The term “Lupus” is used to define the severe condition Systemic Lupus Erythematosus (SLE) and can vary from mild to life-threatening.
According to WebDM.com, “Lupus is an autoimmune disease meaning that the body’s natural defense system (immune system) attacks healthy tissues instead of attacking only things like bacteria and viruses. This causes inflammation and the disease is lifelong and can become severe.”
The most common symptoms of the illness appear as rashes often on the face, wrists and hands.
You may also experience extreme fatigue, joint pain and swelling.
It is caused by the white blood cells fighting healthy tissue and the immune system rather than just fighting off anti-bodies and infections whilst being ill.
“Diagnosis is made by blood tests in individuals with suspicious symptoms. The key blood tests are anti-nuclear antigen (ANA) and anti double stranded DNA antibodies,” says Paul Emery, Director of the Leeds Institute of Rheumatic and Musculoskeletal Medicine.
How is it treated?
There is currently no cure for SLE however the improvement of medication has allowed practices to distribute medicines that stabilize Lupus. It can take up to seven years to finally be diagnosed and certain medication is used to sustain the illness and keep episodes to a minimum.

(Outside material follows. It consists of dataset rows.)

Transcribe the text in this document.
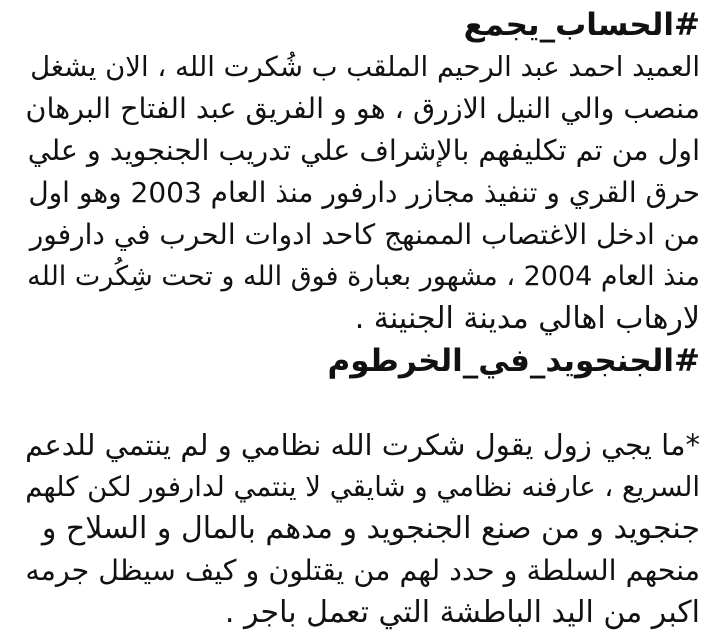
#الحساب_يجمع
العميد احمد عبد الرحيم الملقب ب شُكرت الله ، الان يشغل
منصب والي النيل الازرق ، هو و الفريق عبد الفتاح البرهان
اول من تم تكليفهم بالإشراف علي تدريب الجنجويد و علي
حرق القري و تنفيذ مجازر دارفور منذ العام 2003 وهو اول
من ادخل الاغتصاب الممنهج كاحد ادوات الحرب في دارفور
منذ العام 2004 ، مشهور بعبارة فوق الله و تحت شِكُرت الله
لارهاب اهالي مدينة الجنينة .
#الجنجويد_في_الخرطوم
*ما يجي زول يقول شكرت الله نظامي و لم ينتمي للدعم
السريع ، عارفنه نظامي و شايقي لا ينتمي لدارفور لكن كلهم
جنجويد و من صنع الجنجويد و مدهم بالمال و السلاح و
منحهم السلطة و حدد لهم من يقتلون و كيف سيظل جرمه
اكبر من اليد الباطشة التي تعمل باجر .
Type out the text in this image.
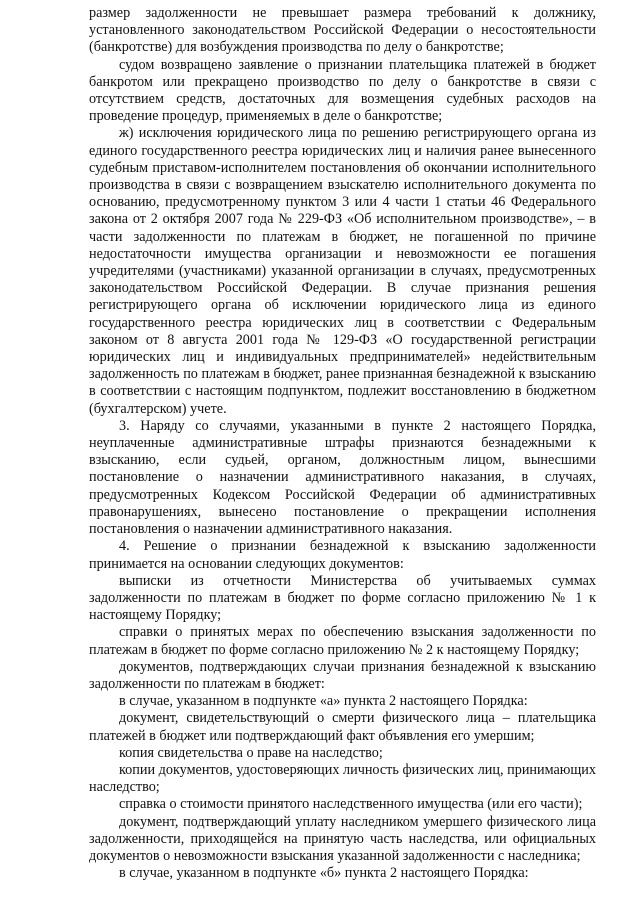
размер задолженности не превышает размера требований к должнику, установленного законодательством Российской Федерации о несостоятельности (банкротстве) для возбуждения производства по делу о банкротстве;

судом возвращено заявление о признании плательщика платежей в бюджет банкротом или прекращено производство по делу о банкротстве в связи с отсутствием средств, достаточных для возмещения судебных расходов на проведение процедур, применяемых в деле о банкротстве;

ж) исключения юридического лица по решению регистрирующего органа из единого государственного реестра юридических лиц и наличия ранее вынесенного судебным приставом-исполнителем постановления об окончании исполнительного производства в связи с возвращением взыскателю исполнительного документа по основанию, предусмотренному пунктом 3 или 4 части 1 статьи 46 Федерального закона от 2 октября 2007 года № 229-ФЗ «Об исполнительном производстве», – в части задолженности по платежам в бюджет, не погашенной по причине недостаточности имущества организации и невозможности ее погашения учредителями (участниками) указанной организации в случаях, предусмотренных законодательством Российской Федерации. В случае признания решения регистрирующего органа об исключении юридического лица из единого государственного реестра юридических лиц в соответствии с Федеральным законом от 8 августа 2001 года № 129-ФЗ «О государственной регистрации юридических лиц и индивидуальных предпринимателей» недействительным задолженность по платежам в бюджет, ранее признанная безнадежной к взысканию в соответствии с настоящим подпунктом, подлежит восстановлению в бюджетном (бухгалтерском) учете.

3. Наряду со случаями, указанными в пункте 2 настоящего Порядка, неуплаченные административные штрафы признаются безнадежными к взысканию, если судьей, органом, должностным лицом, вынесшими постановление о назначении административного наказания, в случаях, предусмотренных Кодексом Российской Федерации об административных правонарушениях, вынесено постановление о прекращении исполнения постановления о назначении административного наказания.

4. Решение о признании безнадежной к взысканию задолженности принимается на основании следующих документов:

выписки из отчетности Министерства об учитываемых суммах задолженности по платежам в бюджет по форме согласно приложению № 1 к настоящему Порядку;

справки о принятых мерах по обеспечению взыскания задолженности по платежам в бюджет по форме согласно приложению № 2 к настоящему Порядку;

документов, подтверждающих случаи признания безнадежной к взысканию задолженности по платежам в бюджет:

в случае, указанном в подпункте «а» пункта 2 настоящего Порядка:

документ, свидетельствующий о смерти физического лица – плательщика платежей в бюджет или подтверждающий факт объявления его умершим;

копия свидетельства о праве на наследство;

копии документов, удостоверяющих личность физических лиц, принимающих наследство;

справка о стоимости принятого наследственного имущества (или его части);

документ, подтверждающий уплату наследником умершего физического лица задолженности, приходящейся на принятую часть наследства, или официальных документов о невозможности взыскания указанной задолженности с наследника;

в случае, указанном в подпункте «б» пункта 2 настоящего Порядка:
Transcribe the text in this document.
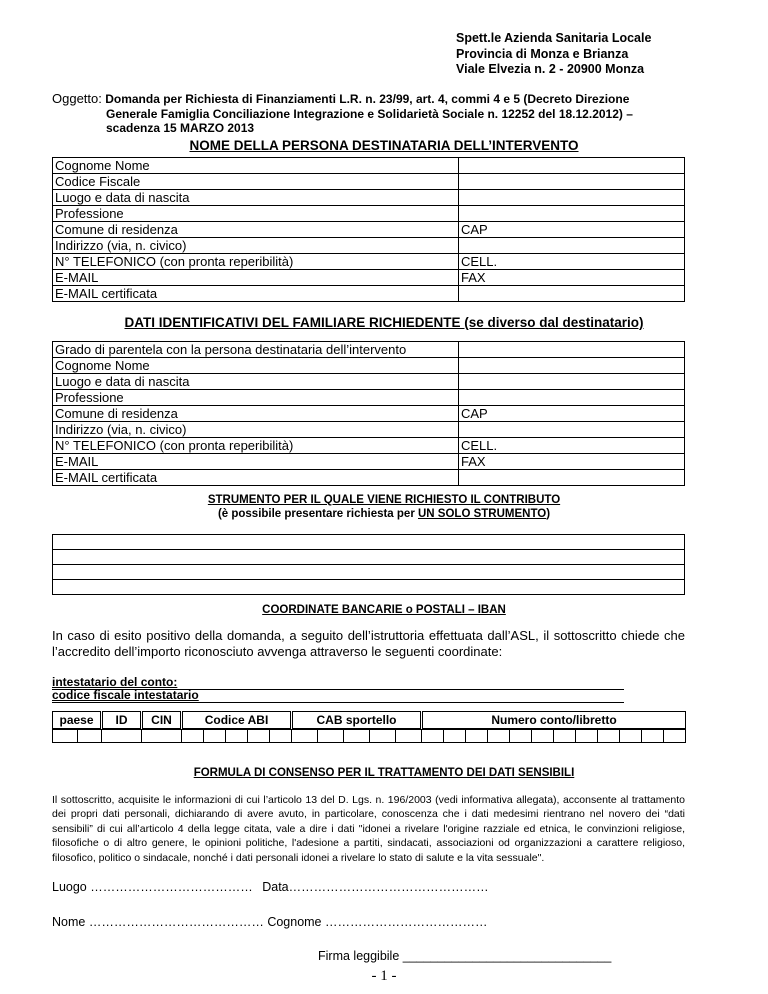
Spett.le Azienda Sanitaria Locale
Provincia di Monza e Brianza
Viale Elvezia n. 2 - 20900 Monza
Oggetto: Domanda per Richiesta di Finanziamenti L.R. n. 23/99, art. 4, commi 4 e 5 (Decreto Direzione
Generale Famiglia Conciliazione Integrazione e Solidarietà Sociale n. 12252 del 18.12.2012) –
scadenza 15 MARZO 2013
NOME DELLA PERSONA DESTINATARIA DELL’INTERVENTO
Cognome Nome	
Codice Fiscale	
Luogo e data di nascita	
Professione	
Comune di residenza	CAP
Indirizzo (via, n. civico)	
N° TELEFONICO (con pronta reperibilità)	CELL.
E-MAIL	FAX
E-MAIL certificata	
DATI IDENTIFICATIVI DEL FAMILIARE RICHIEDENTE (se diverso dal destinatario)
Grado di parentela con la persona destinataria dell’intervento	
Cognome Nome	
Luogo e data di nascita	
Professione	
Comune di residenza	CAP
Indirizzo (via, n. civico)	
N° TELEFONICO (con pronta reperibilità)	CELL.
E-MAIL	FAX
E-MAIL certificata	
STRUMENTO PER IL QUALE VIENE RICHIESTO IL CONTRIBUTO
(è possibile presentare richiesta per UN SOLO STRUMENTO)

COORDINATE BANCARIE o POSTALI – IBAN
In caso di esito positivo della domanda, a seguito dell’istruttoria effettuata dall’ASL, il sottoscritto chiede che l’accredito dell’importo riconosciuto avvenga attraverso le seguenti coordinate:
intestatario del conto:
codice fiscale intestatario
paese	ID	CIN	Codice ABI	CAB sportello	Numero conto/libretto
FORMULA DI CONSENSO PER IL TRATTAMENTO DEI DATI SENSIBILI
Il sottoscritto, acquisite le informazioni di cui l’articolo 13 del D. Lgs. n. 196/2003 (vedi informativa allegata), acconsente al trattamento dei propri dati personali, dichiarando di avere avuto, in particolare, conoscenza che i dati medesimi rientrano nel novero dei “dati sensibili” di cui all’articolo 4 della legge citata, vale a dire i dati "idonei a rivelare l'origine razziale ed etnica, le convinzioni religiose, filosofiche o di altro genere, le opinioni politiche, l'adesione a partiti, sindacati, associazioni od organizzazioni a carattere religioso, filosofico, politico o sindacale, nonché i dati personali idonei a rivelare lo stato di salute e la vita sessuale".
Luogo ………………………………… Data…………………………………………
Nome …………………………………… Cognome …………………………………
Firma leggibile ______________________________
- 1 -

“It is treated with a wide variety of drugs, depending on severity of disease and response to the milder agents. Hydroxychloroquine is a starter drug,” Emery states.
Hydroxychloroquine is a medicine that helps treat diseases such as Malaria by boosting the immune system slightly. It is used in cases such as Lupus and Arthritis by reducing swelling of the joints and the soothing of the skin.
“At first I just thought it was Eczema due to stress but I started struggling in the kitchen when I actually had to grab baking trays and pans because it was just impossible to close my left hand at times,” says Deborah Bennet, 54.
“It all started after my car accident when I started losing my hair. A skin condition started to develop on my scalp which refused any re-growth of hair follicles and doctors ruled it out as Eczema due to stress.
“I lost my job due to the cognitive impairment the accident left me with because I struggled to remember names and my memory went black nearly all of the time when I tried to remember anything.”
This is a common problem that Lupus sufferers will face as up to 60% of those suffering will experience some sort of memory loss.
Deborah expands on the difficulties of living with Lupus and says “my daughter has to help me with cooking, cleaning and basic day to day tasks.”
— LUPUSUK (@LUPUSUK) October 21, 2016
What triggers Lupus?
Sunlight can cause rashes to appear on the skin as 60% of SLE sufferers are sun-sensitive compared to the average person. Stress is also a huge factor that impacts on the disease.
It can take up to seven years on average for someone suffering from Lupus to get a diagnosis. The main trigger for the disease is a severe hormonal change which is why 90% of Lupus sufferers tend to be women. Rapid increases in hormonal levels may occur after childbirth, through menopause or during puberty.
There is a lot of research and progress going into finding a cure for the disease and the Lupus Awareness month helps inform people about Lupus in hope to keep the number of sufferers to a minimum.